Boris Johnson’s speech was a victim of this: hard to listen to and, if anyone ever manages to make a transcript, pretty much impossible to read or follow. There was no through-line, no argument, no new policy. It was very much in the vein Johnson perfected for his Conference speeches as London Mayor: list a bunch of high-tech things that are already happening; bash the doomsayers; project a vague sense of can-do optimism.
It used to work, when his speeches didn’t matter very much. But he is Prime Minister now.
NATASHA EGAN-SJODINAccount Director, Public Affairs |
In a speech centred around gags, pop culture references and crowd participation, Boris Johnson has surely become the first UK Prime Minister to use the word “testicle” in a conference address.
With the message discipline he is known for, the Prime Minister mapped out his vision for getting Brexit done by the end of October, before rattling off a series of future policy measures hinging on a “One Nation Tory” platform; NHS investment, regional growth and prosperity, commitment to universal broadband coverage and, very specifically, investment in buses all seem to be on the cards. Detail was not forthcoming, however, and instead the Prime Minister reverted to his habit of joking and gesticulating to the crowd, playing up to the somewhat lacklustre audience in the hall.
There was also little clarity on how Brexit would be delivered by the end of October, with continued reiteration that a deal would be forthcoming, despite the “pizza wheel of doom” in Parliament. With abundant criticism of both the Labour Party and the Liberal Democrats scattered throughout his speech, it remains to be seen how the Prime Minister will achieve consensus – or even vague agreement – in order to get the promised deal through before the end of this month.

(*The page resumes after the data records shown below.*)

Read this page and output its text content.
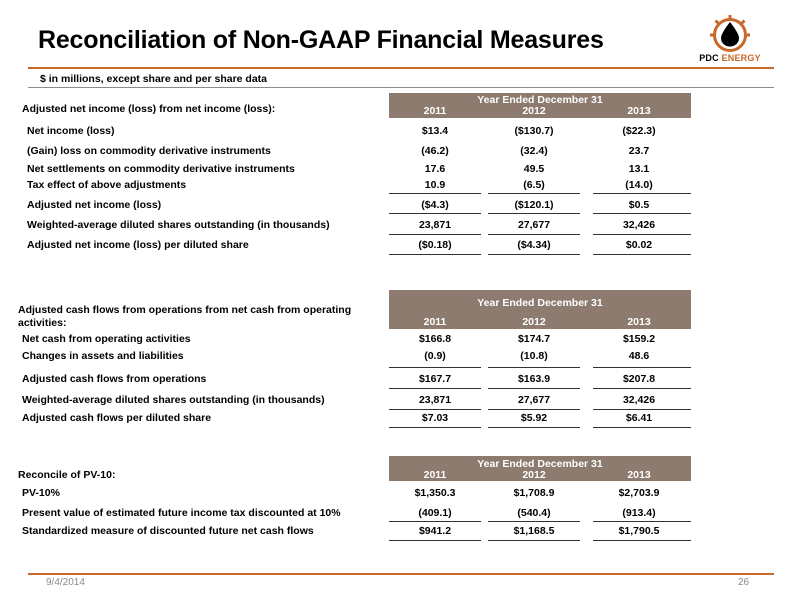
Reconciliation of Non-GAAP Financial Measures
$ in millions, except share and per share data
PDC ENERGY
Year Ended December 31
2011	2012	2013
Adjusted net income (loss) from net income (loss):
Net income (loss)	$13.4	($130.7)	($22.3)
(Gain) loss on commodity derivative instruments	(46.2)	(32.4)	23.7
Net settlements on commodity derivative instruments	17.6	49.5	13.1
Tax effect of above adjustments	10.9	(6.5)	(14.0)
Adjusted net income (loss)	($4.3)	($120.1)	$0.5
Weighted-average diluted shares outstanding (in thousands)	23,871	27,677	32,426
Adjusted net income (loss) per diluted share	($0.18)	($4.34)	$0.02
Year Ended December 31
2011	2012	2013
Adjusted cash flows from operations from net cash from operating
activities:
Net cash from operating activities	$166.8	$174.7	$159.2
Changes in assets and liabilities	(0.9)	(10.8)	48.6
Adjusted cash flows from operations	$167.7	$163.9	$207.8
Weighted-average diluted shares outstanding (in thousands)	23,871	27,677	32,426
Adjusted cash flows per diluted share	$7.03	$5.92	$6.41
Year Ended December 31
2011	2012	2013
Reconcile of PV-10:
PV-10%	$1,350.3	$1,708.9	$2,703.9
Present value of estimated future income tax discounted at 10%	(409.1)	(540.4)	(913.4)
Standardized measure of discounted future net cash flows	$941.2	$1,168.5	$1,790.5
9/4/2014	26
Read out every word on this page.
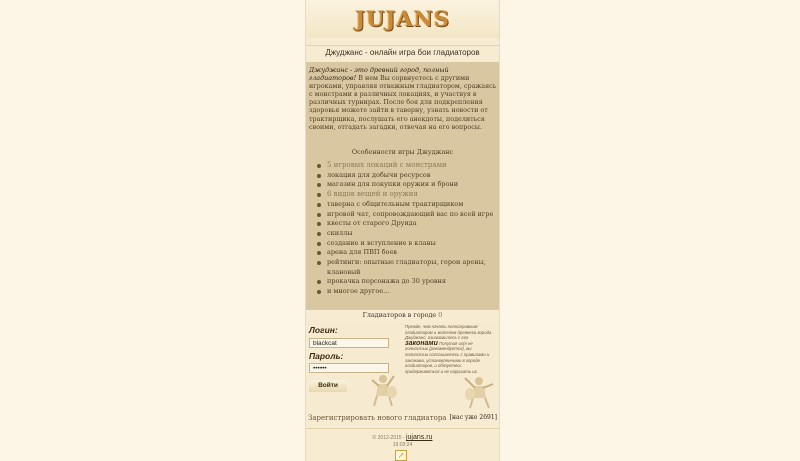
JUJANS
Джуджанс - онлайн игра бои гладиаторов
Джуджанс - это древний город, полный гладиаторов! В нем Вы сорвнуетесь с другими игроками, управляя отважным гладиатором, сражаясь с монстрами в различных локациях, и участвуя в различных турнирах. После боя для подкрепления здоровья можете зайти в таверну, узнать новости от трактирщика, послушать его анекдоты, поделиться своими, отгадать загадки, отвечая на его вопросы.
Особенности игры Джуджанс
5 игровых локаций с монстрами
локация для добычи ресурсов
магазин для покупки оружия и брони
6 видов вещей и оружия
таверна с общительным трактирщиком
игровой чат, сопровождающий вас по всей игре
квесты от старого Друида
скиллы
создание и вступление в кланы
арена для ПВП боев
рейтинги: опытные гладиаторы, герои арены, клановый
прокачка персонажа до 30 уровня
и многое другое...
Гладиаторов в городе 0
Логин:
blackcat
Пароль:
••••••
Войти
Прежде, чем начать полноправным гладиатором и жителем древнего города Джуджанс, ознакомьтесь с его законами Попутая их(я не полностью (рекомендуется), вы полностью соглашаетесь с правилами и законами, установленными в городе гладиаторов, и обязуетесь придерживаться и не нарушать их.
Зарегистрировать нового гладиатора [нас уже 2691]
© 2012-2015 - jujans.ru
19:03:24
↗
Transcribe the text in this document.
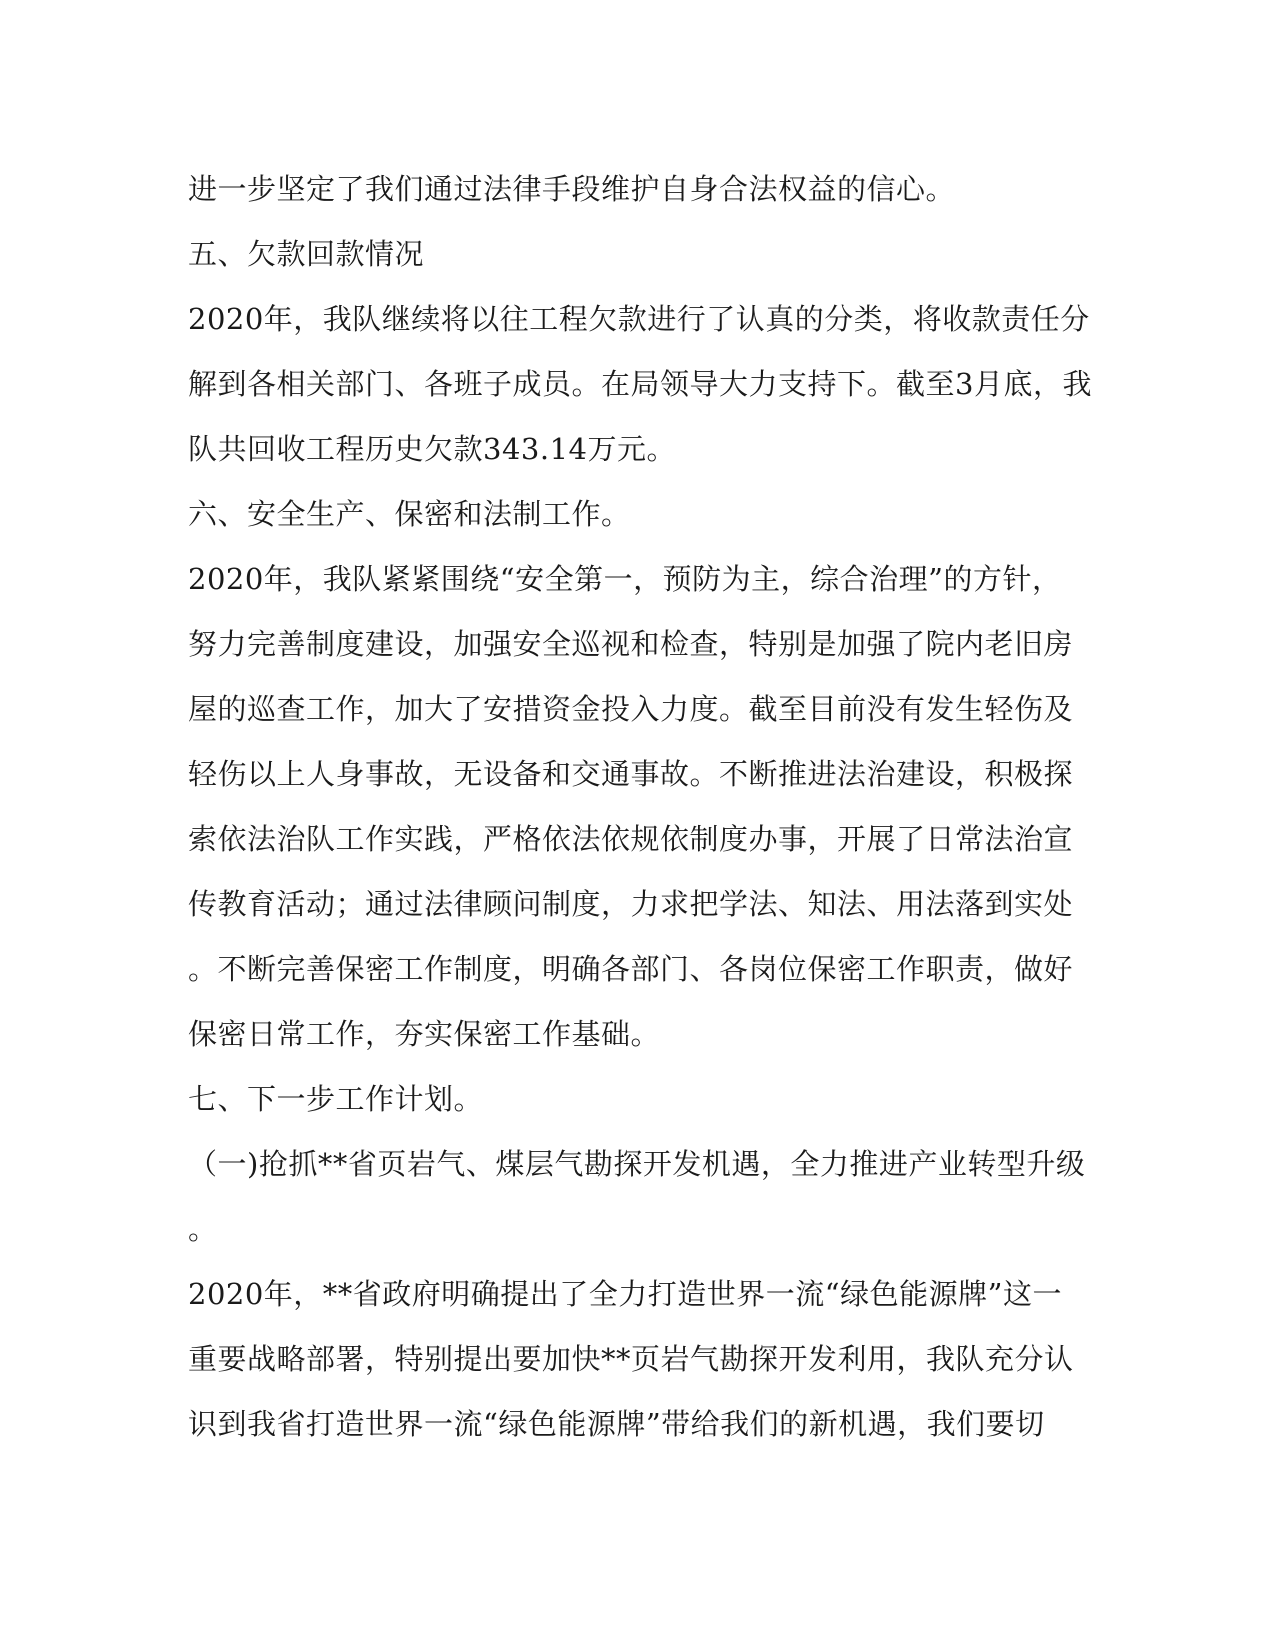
进一步坚定了我们通过法律手段维护自身合法权益的信心。
五、欠款回款情况
2020年，我队继续将以往工程欠款进行了认真的分类，将收款责任分
解到各相关部门、各班子成员。在局领导大力支持下。截至3月底，我
队共回收工程历史欠款343.14万元。
六、安全生产、保密和法制工作。
2020年，我队紧紧围绕“安全第一，预防为主，综合治理”的方针，
努力完善制度建设，加强安全巡视和检查，特别是加强了院内老旧房
屋的巡查工作，加大了安措资金投入力度。截至目前没有发生轻伤及
轻伤以上人身事故，无设备和交通事故。不断推进法治建设，积极探
索依法治队工作实践，严格依法依规依制度办事，开展了日常法治宣
传教育活动；通过法律顾问制度，力求把学法、知法、用法落到实处
。不断完善保密工作制度，明确各部门、各岗位保密工作职责，做好
保密日常工作，夯实保密工作基础。
七、下一步工作计划。
（一)抢抓**省页岩气、煤层气勘探开发机遇，全力推进产业转型升级
。
2020年，**省政府明确提出了全力打造世界一流“绿色能源牌”这一
重要战略部署，特别提出要加快**页岩气勘探开发利用，我队充分认
识到我省打造世界一流“绿色能源牌”带给我们的新机遇，我们要切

MICHAEL DOWSETTSenior Account Manager, Public Affairs |
There were no surprises in the Prime Minister’s speech today (apart from its length, which came in considerably shorter than the hour plus normally expected from Leaders’ conference speeches). Re-iterating his pledge to “Get Brexit Done” and heralding Government investment in the NHS, Mr Johnson will be hoping that this is enough to get his party over the line in a general election which is still widely expected before Christmas, especially with the Remain vote so split (a poll out this morning put the Liberal Democrats in second place ahead of Labour).

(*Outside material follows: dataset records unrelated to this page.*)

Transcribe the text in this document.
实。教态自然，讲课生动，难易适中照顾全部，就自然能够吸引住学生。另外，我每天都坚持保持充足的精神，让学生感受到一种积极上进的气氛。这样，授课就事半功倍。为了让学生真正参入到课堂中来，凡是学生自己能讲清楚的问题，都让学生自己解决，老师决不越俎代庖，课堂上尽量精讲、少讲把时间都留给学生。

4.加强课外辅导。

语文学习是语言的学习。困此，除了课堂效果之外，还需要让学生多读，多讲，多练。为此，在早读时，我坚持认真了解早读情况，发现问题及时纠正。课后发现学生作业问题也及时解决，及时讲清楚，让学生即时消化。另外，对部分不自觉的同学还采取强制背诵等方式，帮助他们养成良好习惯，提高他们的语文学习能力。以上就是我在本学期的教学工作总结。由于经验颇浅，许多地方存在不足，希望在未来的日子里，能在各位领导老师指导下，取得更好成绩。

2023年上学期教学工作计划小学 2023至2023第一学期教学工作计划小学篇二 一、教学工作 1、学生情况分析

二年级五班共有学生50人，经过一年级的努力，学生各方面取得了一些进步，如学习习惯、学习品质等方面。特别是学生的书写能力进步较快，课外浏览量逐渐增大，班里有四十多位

The big question remains: with the Benn Act / Surrender Act (choose as you please) now in force, what does the PM do if, as now looks likely, he can’t strike a new Brexit deal with the EU at the mid-October European Council?

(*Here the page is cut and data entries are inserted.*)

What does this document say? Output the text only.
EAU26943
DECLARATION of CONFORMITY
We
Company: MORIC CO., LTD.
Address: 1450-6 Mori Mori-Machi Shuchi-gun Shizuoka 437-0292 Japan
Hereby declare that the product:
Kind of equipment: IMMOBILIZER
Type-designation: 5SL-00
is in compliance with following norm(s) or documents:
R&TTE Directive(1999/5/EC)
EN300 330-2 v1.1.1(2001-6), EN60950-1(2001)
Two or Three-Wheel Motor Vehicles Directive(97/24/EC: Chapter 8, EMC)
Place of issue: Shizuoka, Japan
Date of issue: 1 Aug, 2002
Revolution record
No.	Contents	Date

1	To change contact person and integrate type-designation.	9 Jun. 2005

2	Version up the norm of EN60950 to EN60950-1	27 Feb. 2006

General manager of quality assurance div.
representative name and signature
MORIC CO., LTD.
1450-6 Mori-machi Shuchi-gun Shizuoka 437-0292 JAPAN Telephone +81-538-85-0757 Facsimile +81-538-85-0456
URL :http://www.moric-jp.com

Break the law? Fight the Act in the Supreme Court? Break his October 31st pledge? On the answer to this question hangs not only the Conservatives’ electoral prospects but the course of this country for years to come.
ALEX BRIGGSAccount Manager, Public Affairs |
In the end it was more of a repositioning than an unveiling. Those who tuned into the Prime Minister’s speech expecting to hear (the much-promised) detail on how the Government is aiming to break the Brexit deadlock will still be waiting, and could be for some time.
What they were treated to instead was more of a position statement from the Prime Minister. A fairly hopeful run-down of how he thinks the country sees ‘brand Boris’. Unfortunately for the Prime Minister, this isn’t up to him to decide.
Therein lies the problem for the Prime Minister. He has faced scrutiny before, but the scrutiny that faces a Prime Minister is on a different level. He has stayed true to form today, using bluster and a faux-improvisational delivery style to deliver this important speech on-brand. The issue for him is, as time goes on, how will that brand hold up under the spotlight?